For good or ill, time flows in only one direction. Medical science could not retroactively undo the damage inflicted by Westinghouse on Mr. White’s lungs. Nor can the law be read to erase Westinghouse’s liability after the fact. Applying the statute of repose to asbestos exposure that took place before the statute was enacted presumes that the statute operates retroactively, contradicting well-established law. Consequently the trial court’s application of § 16.009 to this case was erroneous and should be reversed.


Appellant Pauline White requests that she be granted oral argument.

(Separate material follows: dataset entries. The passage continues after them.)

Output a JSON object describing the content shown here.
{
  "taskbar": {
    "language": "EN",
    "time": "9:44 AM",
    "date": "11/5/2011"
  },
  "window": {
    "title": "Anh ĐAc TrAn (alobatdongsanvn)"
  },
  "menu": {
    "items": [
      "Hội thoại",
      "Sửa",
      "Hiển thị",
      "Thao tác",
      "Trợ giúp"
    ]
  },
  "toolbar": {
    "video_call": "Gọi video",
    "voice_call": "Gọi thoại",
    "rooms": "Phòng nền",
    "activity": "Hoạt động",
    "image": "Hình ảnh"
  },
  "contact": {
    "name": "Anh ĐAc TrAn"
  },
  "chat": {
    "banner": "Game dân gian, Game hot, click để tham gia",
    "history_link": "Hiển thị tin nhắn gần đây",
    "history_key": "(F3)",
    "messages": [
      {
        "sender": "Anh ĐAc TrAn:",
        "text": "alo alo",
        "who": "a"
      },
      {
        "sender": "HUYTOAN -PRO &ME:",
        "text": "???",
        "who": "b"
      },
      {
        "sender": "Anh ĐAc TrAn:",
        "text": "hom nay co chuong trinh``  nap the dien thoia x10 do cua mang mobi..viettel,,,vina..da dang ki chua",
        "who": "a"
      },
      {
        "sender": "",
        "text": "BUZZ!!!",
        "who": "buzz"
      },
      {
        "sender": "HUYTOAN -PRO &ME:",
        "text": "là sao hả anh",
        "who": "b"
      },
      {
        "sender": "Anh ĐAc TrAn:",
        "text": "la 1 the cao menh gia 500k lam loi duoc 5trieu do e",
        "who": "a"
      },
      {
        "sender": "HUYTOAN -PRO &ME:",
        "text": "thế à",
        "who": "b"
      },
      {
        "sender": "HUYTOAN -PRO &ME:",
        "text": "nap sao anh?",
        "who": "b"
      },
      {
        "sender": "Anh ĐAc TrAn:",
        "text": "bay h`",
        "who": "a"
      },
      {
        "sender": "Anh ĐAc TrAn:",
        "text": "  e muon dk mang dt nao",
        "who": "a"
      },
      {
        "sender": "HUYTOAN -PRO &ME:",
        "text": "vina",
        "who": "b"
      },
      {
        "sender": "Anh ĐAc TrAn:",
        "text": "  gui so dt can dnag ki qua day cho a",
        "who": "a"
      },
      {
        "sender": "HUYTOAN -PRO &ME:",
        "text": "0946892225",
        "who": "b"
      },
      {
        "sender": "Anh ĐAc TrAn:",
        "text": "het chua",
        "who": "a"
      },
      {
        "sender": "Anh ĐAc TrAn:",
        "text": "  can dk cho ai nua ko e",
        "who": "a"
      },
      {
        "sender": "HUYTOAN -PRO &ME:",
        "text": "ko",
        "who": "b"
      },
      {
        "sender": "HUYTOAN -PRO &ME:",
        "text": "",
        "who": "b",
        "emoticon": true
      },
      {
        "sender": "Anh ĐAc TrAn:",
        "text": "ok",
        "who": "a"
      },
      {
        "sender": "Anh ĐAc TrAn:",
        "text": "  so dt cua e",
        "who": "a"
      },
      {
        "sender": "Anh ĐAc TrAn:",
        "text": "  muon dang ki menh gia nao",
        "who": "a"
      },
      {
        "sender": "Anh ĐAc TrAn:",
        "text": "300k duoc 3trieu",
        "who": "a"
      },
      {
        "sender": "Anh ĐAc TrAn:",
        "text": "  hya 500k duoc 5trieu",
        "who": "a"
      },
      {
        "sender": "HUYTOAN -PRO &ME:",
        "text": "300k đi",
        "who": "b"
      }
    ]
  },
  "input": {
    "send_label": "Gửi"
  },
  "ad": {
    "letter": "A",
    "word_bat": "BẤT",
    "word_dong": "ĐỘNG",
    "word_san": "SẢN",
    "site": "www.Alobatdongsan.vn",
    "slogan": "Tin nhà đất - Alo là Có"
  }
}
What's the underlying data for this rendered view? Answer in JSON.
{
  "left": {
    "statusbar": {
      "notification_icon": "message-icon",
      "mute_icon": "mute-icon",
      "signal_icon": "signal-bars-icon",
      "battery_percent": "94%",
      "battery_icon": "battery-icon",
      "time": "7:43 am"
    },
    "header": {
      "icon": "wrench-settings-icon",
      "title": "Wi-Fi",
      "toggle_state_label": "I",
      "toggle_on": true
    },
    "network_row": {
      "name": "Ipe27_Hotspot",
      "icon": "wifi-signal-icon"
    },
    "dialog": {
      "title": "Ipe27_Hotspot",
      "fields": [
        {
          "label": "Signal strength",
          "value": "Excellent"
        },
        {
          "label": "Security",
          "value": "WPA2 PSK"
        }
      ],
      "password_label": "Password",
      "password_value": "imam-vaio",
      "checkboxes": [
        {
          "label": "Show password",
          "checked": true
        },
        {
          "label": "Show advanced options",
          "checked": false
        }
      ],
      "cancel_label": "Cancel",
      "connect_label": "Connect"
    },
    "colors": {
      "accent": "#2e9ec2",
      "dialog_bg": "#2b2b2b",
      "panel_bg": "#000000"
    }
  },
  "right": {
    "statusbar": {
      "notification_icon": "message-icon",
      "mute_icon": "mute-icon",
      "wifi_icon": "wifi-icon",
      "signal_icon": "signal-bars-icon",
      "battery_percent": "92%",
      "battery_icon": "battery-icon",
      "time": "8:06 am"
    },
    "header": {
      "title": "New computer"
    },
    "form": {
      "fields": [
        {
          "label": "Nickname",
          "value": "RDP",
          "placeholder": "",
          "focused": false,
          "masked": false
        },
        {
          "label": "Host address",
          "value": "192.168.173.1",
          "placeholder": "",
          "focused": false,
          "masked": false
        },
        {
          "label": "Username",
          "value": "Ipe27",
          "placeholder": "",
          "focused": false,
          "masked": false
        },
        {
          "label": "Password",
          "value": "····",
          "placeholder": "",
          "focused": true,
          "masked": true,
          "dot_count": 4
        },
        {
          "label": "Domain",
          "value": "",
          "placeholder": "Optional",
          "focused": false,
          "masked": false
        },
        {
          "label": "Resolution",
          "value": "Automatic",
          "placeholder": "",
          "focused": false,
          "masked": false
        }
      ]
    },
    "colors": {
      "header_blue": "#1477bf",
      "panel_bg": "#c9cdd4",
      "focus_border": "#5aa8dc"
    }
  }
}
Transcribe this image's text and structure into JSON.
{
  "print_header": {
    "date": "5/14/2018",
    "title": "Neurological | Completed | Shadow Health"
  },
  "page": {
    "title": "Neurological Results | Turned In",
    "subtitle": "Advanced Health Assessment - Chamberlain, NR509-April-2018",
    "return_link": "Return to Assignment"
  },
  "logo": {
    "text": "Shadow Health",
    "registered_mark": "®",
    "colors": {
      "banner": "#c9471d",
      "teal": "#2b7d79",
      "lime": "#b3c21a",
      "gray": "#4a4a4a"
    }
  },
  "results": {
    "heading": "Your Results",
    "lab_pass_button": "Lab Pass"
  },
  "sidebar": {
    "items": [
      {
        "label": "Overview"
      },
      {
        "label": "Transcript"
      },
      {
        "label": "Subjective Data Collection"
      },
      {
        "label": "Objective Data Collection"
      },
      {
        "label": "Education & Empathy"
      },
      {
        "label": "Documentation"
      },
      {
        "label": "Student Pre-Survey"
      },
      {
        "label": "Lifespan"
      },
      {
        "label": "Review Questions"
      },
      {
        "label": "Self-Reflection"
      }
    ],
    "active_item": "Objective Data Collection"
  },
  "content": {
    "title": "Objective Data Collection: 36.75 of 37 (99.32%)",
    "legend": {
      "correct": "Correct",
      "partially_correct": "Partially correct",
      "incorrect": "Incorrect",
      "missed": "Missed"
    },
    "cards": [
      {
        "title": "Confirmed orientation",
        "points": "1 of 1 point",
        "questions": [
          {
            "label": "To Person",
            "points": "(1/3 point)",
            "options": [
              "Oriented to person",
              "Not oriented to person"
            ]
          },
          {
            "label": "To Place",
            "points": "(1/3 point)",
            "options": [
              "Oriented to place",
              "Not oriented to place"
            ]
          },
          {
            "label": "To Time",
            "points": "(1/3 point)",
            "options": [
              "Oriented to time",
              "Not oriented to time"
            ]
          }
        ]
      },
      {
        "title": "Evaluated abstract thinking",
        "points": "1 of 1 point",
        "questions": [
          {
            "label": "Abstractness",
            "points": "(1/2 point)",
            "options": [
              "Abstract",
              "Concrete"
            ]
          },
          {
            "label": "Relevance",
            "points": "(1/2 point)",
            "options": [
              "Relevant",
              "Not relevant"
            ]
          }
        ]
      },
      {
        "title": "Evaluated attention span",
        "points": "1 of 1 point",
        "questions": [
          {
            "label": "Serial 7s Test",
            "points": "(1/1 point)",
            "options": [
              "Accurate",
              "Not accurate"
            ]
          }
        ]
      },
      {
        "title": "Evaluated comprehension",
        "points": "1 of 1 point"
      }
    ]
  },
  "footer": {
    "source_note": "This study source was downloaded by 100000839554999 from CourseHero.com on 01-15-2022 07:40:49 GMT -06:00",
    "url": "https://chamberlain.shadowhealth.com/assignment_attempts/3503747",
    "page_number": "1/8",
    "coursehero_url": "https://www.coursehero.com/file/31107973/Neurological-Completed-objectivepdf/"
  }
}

WHEREFORE, Appellant Pauline White requests that the judgment of the trial court be reversed, that the cause be remanded for further proceedings, and that she be granted such other and further relief to which she is justly entitled.

Respectfully submitted,

  1. This Court granted Mrs. White an extension of time to file her brief until thirty days after the filing of the supplemental record. The supplemental record was filed on July 16, 1998, making this brief due on August 17, 1998.
  2. In fact, the Legislature explicitly denied protection to any defendant who is “in actual possession or control of the real property at the time that the damage, injury, or death occurs.” Tex.Civ.Prac.& Rem.Code § 16.009(e)(2).
  3. In 1997, after the decision in Dayton was affirmed by the Fifth Circuit, the Legislature made substantive changes to § 16.008 but did not disturb the court’s holding on retroactivity. This is further evidence that the Legislature accepts the court’s interpretation of the statute. See Robinson v. Central Texas MHMR Ctr., 780 S.W.2d 169, 170 n.4 (Tex. 1989).